For purposes of calculating pension income from our own qualified pension plan for the year ended December 31, 2008, we will
increase the discount rate to 6.25% from 5.75% in 2007. The expected return on plan assets will decline from 8.00% in 2007 to 7.75% in
2008 and the assumed rate of increase in compensation will remain unchanged at 4.5%. We determined our expected return on plan assets
based upon the arithmetic average of prospective returns, which is based upon a risk free interest rate as of the measurement date adjusted
by a risk premium that considers historical information and expected asset manager performance for equity, debt and real estate markets
applied on a weighted average basis to our pension asset portfolio. Giving effect to the foregoing assumptions, the decline in plan assets
supporting pension benefits of $1 billion discussed above, as well as other items, including the increase in market value of pension assets,
we expect on a consolidated basis income from our own qualified pension plan will continue to contribute to adjusted operating income in
2008, but at a level of about $70 million to $80 million below that of the year 2007. This decline will be offset by a decline in other
postretirement benefit expenses in a range of $80 million to $90 million. The decline in other postretirement benefit expense is driven
primarily by the increase in expected return on assets reflecting the transfer of assets to our retiree medical benefit plans discussed above.

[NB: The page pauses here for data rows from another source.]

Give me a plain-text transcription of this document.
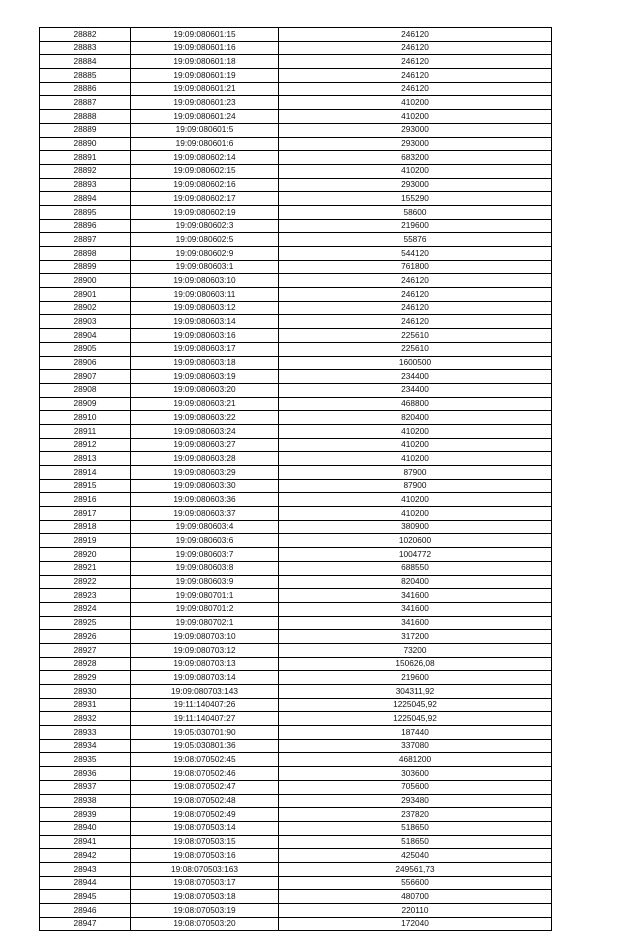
28882	19:09:080601:15	246120
28883	19:09:080601:16	246120
28884	19:09:080601:18	246120
28885	19:09:080601:19	246120
28886	19:09:080601:21	246120
28887	19:09:080601:23	410200
28888	19:09:080601:24	410200
28889	19:09:080601:5	293000
28890	19:09:080601:6	293000
28891	19:09:080602:14	683200
28892	19:09:080602:15	410200
28893	19:09:080602:16	293000
28894	19:09:080602:17	155290
28895	19:09:080602:19	58600
28896	19:09:080602:3	219600
28897	19:09:080602:5	55876
28898	19:09:080602:9	544120
28899	19:09:080603:1	761800
28900	19:09:080603:10	246120
28901	19:09:080603:11	246120
28902	19:09:080603:12	246120
28903	19:09:080603:14	246120
28904	19:09:080603:16	225610
28905	19:09:080603:17	225610
28906	19:09:080603:18	1600500
28907	19:09:080603:19	234400
28908	19:09:080603:20	234400
28909	19:09:080603:21	468800
28910	19:09:080603:22	820400
28911	19:09:080603:24	410200
28912	19:09:080603:27	410200
28913	19:09:080603:28	410200
28914	19:09:080603:29	87900
28915	19:09:080603:30	87900
28916	19:09:080603:36	410200
28917	19:09:080603:37	410200
28918	19:09:080603:4	380900
28919	19:09:080603:6	1020600
28920	19:09:080603:7	1004772
28921	19:09:080603:8	688550
28922	19:09:080603:9	820400
28923	19:09:080701:1	341600
28924	19:09:080701:2	341600
28925	19:09:080702:1	341600
28926	19:09:080703:10	317200
28927	19:09:080703:12	73200
28928	19:09:080703:13	150626,08
28929	19:09:080703:14	219600
28930	19:09:080703:143	304311,92
28931	19:11:140407:26	1225045,92
28932	19:11:140407:27	1225045,92
28933	19:05:030701:90	187440
28934	19:05:030801:36	337080
28935	19:08:070502:45	4681200
28936	19:08:070502:46	303600
28937	19:08:070502:47	705600
28938	19:08:070502:48	293480
28939	19:08:070502:49	237820
28940	19:08:070503:14	518650
28941	19:08:070503:15	518650
28942	19:08:070503:16	425040
28943	19:08:070503:163	249561,73
28944	19:08:070503:17	556600
28945	19:08:070503:18	480700
28946	19:08:070503:19	220110
28947	19:08:070503:20	172040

In 2008, pension and other postretirement benefit service costs related to active employees will continue to be allocated to our business
segments.
Adjusted operating income of our real estate and relocation services business decreased $47 million, from $75 million in 2006 to $28
million in 2007. The decline reflected lower transaction volume associated with less favorable residential real estate market conditions as
well as a fixed asset write-off in 2007.
2006 to 2005 Annual Comparison. Adjusted operating income decreased $141 million, from $188 million in 2005 to $47 million in
2006. Adjusted operating income from corporate operations decreased $111 million, from income of $83 million in 2005 to a loss of $28
million in 2006. Corporate operations investment income, net of interest expense, decreased $79 million primarily reflecting the impact of
deployment of our excess capital in our businesses and for share repurchases, increased borrowings, higher short term borrowing rates and
less favorable income from equity method investments. These items were partially offset by income from the investment of proceeds from
our convertible debt issuances of $2 billion principal amount in November 2005 and $2 billion principal amount in December 2006. In
2005, adjusted operating income from corporate operations included $20 million of non-recurring gains from home office property sales.
Corporate operations includes income from our qualified pension plan of $343 million in 2006, a decrease of $68 million from $411
million in 2005. The decline includes the impact of a reduction in the expected return on plan assets from 8.5% for 2005 to 8.0% for 2006.
General and administrative expenses, excluding income from our qualified pension plan, declined by $93 million, reflecting lower
employee benefit costs in 2006. Results for 2005 included the reversal of $30 million of amortization of deferred policy acquisition costs
recorded in earlier periods.
Adjusted operating income of our real estate and relocation services business decreased $30 million, from $105 million in 2005 to $75
million in 2006. The decline was driven by less favorable residential real estate market conditions in 2006.